The latest official attempt to manipulate the stock market would be laughed out of court if it were attempted in the west. The central bank is shovelling cash towards a state-backed finance company that lends to individuals who would like to make bigger bets on the stock market than they can afford. That’s right, in today’s communist China, there are subsidies for stock market speculation.

By way of further encouragement, the state itself is piling in. A state-backed wealth fund is buying blue-chip stocks. Meanwhile, supposedly independent brokers and fund managers have decided this is the ideal moment to invest the equivalent of £12bn and pledge not to sell until the main Shanghai index has risen at least 20%. This extraordinary effort, apparently, is required to “uphold market stability”.

So what catastrophe has befallen the Chinese stock market? Well, nothing to justify all-out panic. Having risen 150% in a year, the Shanghai Composite Index has surrendered 30% of its gains. That’s how excitable developing markets often work: an enormous rise can be followed by a smaller fall. It’s not unusual. And, at about 20 times earnings, the Shanghai market is not a bargain given the slow-down in growth in the Chinese economy.

The authorities in Beijing, one assumes, know all that. But they are inventing and deploying emergency measures anyway. Why? One assumes they think a serious slide in share prices would cause financial distress among 90 million individuals with share accounts. That might damage the real economy or, conceivably, create social unrest. Alternatively, the authorities think a crash could kill Chinese companies’ long-term access to capital.

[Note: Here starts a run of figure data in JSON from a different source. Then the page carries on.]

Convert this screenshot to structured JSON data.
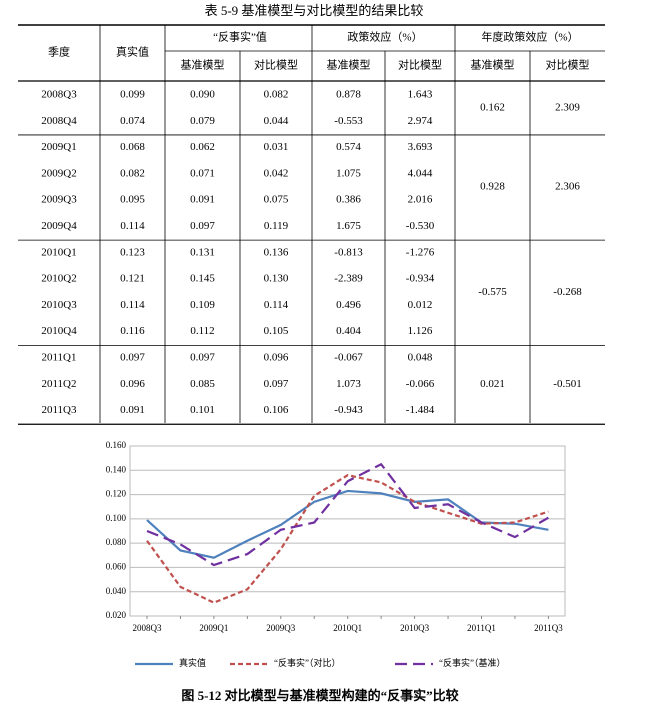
{
  "table": {
    "title": "表 5-9  基准模型与对比模型的结果比较",
    "header": {
      "top": [
        "季度",
        "真实值",
        "“反事实”值",
        "政策效应（%）",
        "年度政策效应（%）"
      ],
      "sub": [
        "基准模型",
        "对比模型",
        "基准模型",
        "对比模型",
        "基准模型",
        "对比模型"
      ]
    },
    "groups": [
      {
        "rows": [
          [
            "2008Q3",
            "0.099",
            "0.090",
            "0.082",
            "0.878",
            "1.643"
          ],
          [
            "2008Q4",
            "0.074",
            "0.079",
            "0.044",
            "-0.553",
            "2.974"
          ]
        ],
        "annual": [
          "0.162",
          "2.309"
        ]
      },
      {
        "rows": [
          [
            "2009Q1",
            "0.068",
            "0.062",
            "0.031",
            "0.574",
            "3.693"
          ],
          [
            "2009Q2",
            "0.082",
            "0.071",
            "0.042",
            "1.075",
            "4.044"
          ],
          [
            "2009Q3",
            "0.095",
            "0.091",
            "0.075",
            "0.386",
            "2.016"
          ],
          [
            "2009Q4",
            "0.114",
            "0.097",
            "0.119",
            "1.675",
            "-0.530"
          ]
        ],
        "annual": [
          "0.928",
          "2.306"
        ]
      },
      {
        "rows": [
          [
            "2010Q1",
            "0.123",
            "0.131",
            "0.136",
            "-0.813",
            "-1.276"
          ],
          [
            "2010Q2",
            "0.121",
            "0.145",
            "0.130",
            "-2.389",
            "-0.934"
          ],
          [
            "2010Q3",
            "0.114",
            "0.109",
            "0.114",
            "0.496",
            "0.012"
          ],
          [
            "2010Q4",
            "0.116",
            "0.112",
            "0.105",
            "0.404",
            "1.126"
          ]
        ],
        "annual": [
          "-0.575",
          "-0.268"
        ]
      },
      {
        "rows": [
          [
            "2011Q1",
            "0.097",
            "0.097",
            "0.096",
            "-0.067",
            "0.048"
          ],
          [
            "2011Q2",
            "0.096",
            "0.085",
            "0.097",
            "1.073",
            "-0.066"
          ],
          [
            "2011Q3",
            "0.091",
            "0.101",
            "0.106",
            "-0.943",
            "-1.484"
          ]
        ],
        "annual": [
          "0.021",
          "-0.501"
        ]
      }
    ]
  },
  "chart_data": {
    "type": "line",
    "caption": "图 5-12  对比模型与基准模型构建的“反事实”比较",
    "categories": [
      "2008Q3",
      null,
      "2009Q1",
      null,
      "2009Q3",
      null,
      "2010Q1",
      null,
      "2010Q3",
      null,
      "2011Q1",
      null,
      "2011Q3"
    ],
    "series": [
      {
        "name": "真实值",
        "color": "#4f81bd",
        "dash": "solid",
        "values": [
          0.099,
          0.074,
          0.068,
          0.082,
          0.095,
          0.114,
          0.123,
          0.121,
          0.114,
          0.116,
          0.097,
          0.096,
          0.091
        ]
      },
      {
        "name": "“反事实”（对比）",
        "color": "#c0504d",
        "dash": "short",
        "values": [
          0.082,
          0.044,
          0.031,
          0.042,
          0.075,
          0.119,
          0.136,
          0.13,
          0.114,
          0.105,
          0.096,
          0.097,
          0.106
        ]
      },
      {
        "name": "“反事实”（基准）",
        "color": "#7030a0",
        "dash": "long",
        "values": [
          0.09,
          0.079,
          0.062,
          0.071,
          0.091,
          0.097,
          0.131,
          0.145,
          0.109,
          0.112,
          0.097,
          0.085,
          0.101
        ]
      }
    ],
    "ylim": [
      0.02,
      0.16
    ],
    "yticks": [
      {
        "value": 0.02,
        "label": "0.020"
      },
      {
        "value": 0.04,
        "label": "0.040"
      },
      {
        "value": 0.06,
        "label": "0.060"
      },
      {
        "value": 0.08,
        "label": "0.080"
      },
      {
        "value": 0.1,
        "label": "0.100"
      },
      {
        "value": 0.12,
        "label": "0.120"
      },
      {
        "value": 0.14,
        "label": "0.140"
      },
      {
        "value": 0.16,
        "label": "0.160"
      }
    ],
    "grid": true,
    "legend": "bottom"
  }
}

Whatever it is, Beijing has put its credibility on the line. Share prices must rise because the state, in effect, has issued an order.

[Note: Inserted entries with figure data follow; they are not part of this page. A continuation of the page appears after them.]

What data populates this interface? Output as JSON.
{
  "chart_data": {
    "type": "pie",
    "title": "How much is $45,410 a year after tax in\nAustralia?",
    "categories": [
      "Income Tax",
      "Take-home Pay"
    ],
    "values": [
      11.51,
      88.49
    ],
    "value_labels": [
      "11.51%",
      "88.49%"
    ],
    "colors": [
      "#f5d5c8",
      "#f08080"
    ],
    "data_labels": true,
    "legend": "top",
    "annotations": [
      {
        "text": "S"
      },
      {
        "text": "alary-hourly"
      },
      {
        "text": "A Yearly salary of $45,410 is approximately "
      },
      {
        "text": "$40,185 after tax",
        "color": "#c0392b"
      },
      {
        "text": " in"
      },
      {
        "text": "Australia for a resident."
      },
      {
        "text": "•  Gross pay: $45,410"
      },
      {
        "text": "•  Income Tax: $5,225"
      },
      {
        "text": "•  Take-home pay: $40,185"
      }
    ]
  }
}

The authorities may win the immediate battle with the market, though it’s by no means certain. Monday’s action was mixed. Blue-chip stocks, such as banks, rose because that is where the wall of money is being directed; small companies’ shares mostly fell.

Whatever the outcome in the next few weeks, a policy of state-directed share prices is unsustainable in the long run. If investors believe there is an official safety net to protect them from losses, the next bubble will be bigger and even harder to deflate safely.

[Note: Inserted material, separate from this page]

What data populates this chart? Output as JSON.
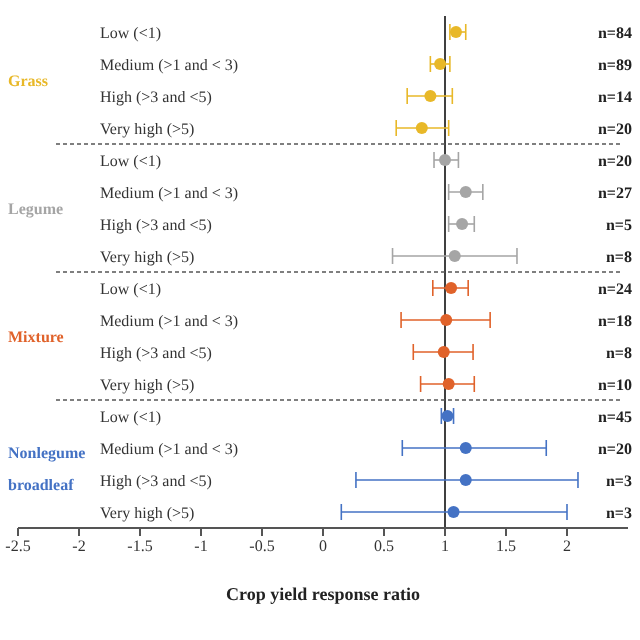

This is a fight Beijing should have avoided. It will end badly – if not this time, then next.

Rocky Rolls

What does Warren East bring to the job of chief executive of Rolls-Royce? Two days in, more of the same, meaning another profits warning from the engine maker. Yesterday’s was the third since last October.

Only two factors in the latest dip are easy to understand. Oil and gas producers are cutting budgets to respond to a lower oil price; Rolls-Royce’s marine division, which makes almost two-thirds of its revenues from the offshore industry, was bound to be hit. Similarly, everyone knows demand for business jets is soft because oil sheikhs are feeling less wealthy and western sanctions are making life trickier for Russian oligarchs.

The third factor, though, is the biggest and most mysterious – the speed of the fall-off in demand for Rolls’ Trent 700 engine. Decline was inevitable as the engine is nearing the end of its lucrative life, to be supplanted by the Trent 7000. But Rolls-Royce needed one last hurrah from the 700 to make the progression smooth. It fully expected to get it, only to be disappointed on both volumes and prices. This looks like an old-fashioned case of over-optimism. We’re not talking marginal differences. The City cut its forecasts for Rolls’ 2016 profits by about 30%.

To compound the forecasting error, Rolls had been planning to spend £1bn buying back its own shares. East has halted the process at the halfway point, an embarrassing but correct decision. How can Rolls’ board form a view on whether the stock is cheap enough to buy if it can’t rely on internal projections for demand in the biggest division, civil aerospace?

Shareholders will hope that East’s appointment, and the arrival of finance boss David Smith last November, marks the moment when the company’s revenue and profit forecasts can be relied upon. It might, but there is always the threat that East’s promised review of operations brings yet another adjustment to reality.
On a 10-year view, Rolls remains a terrific business; the two-year outlook, however, is fuzzy.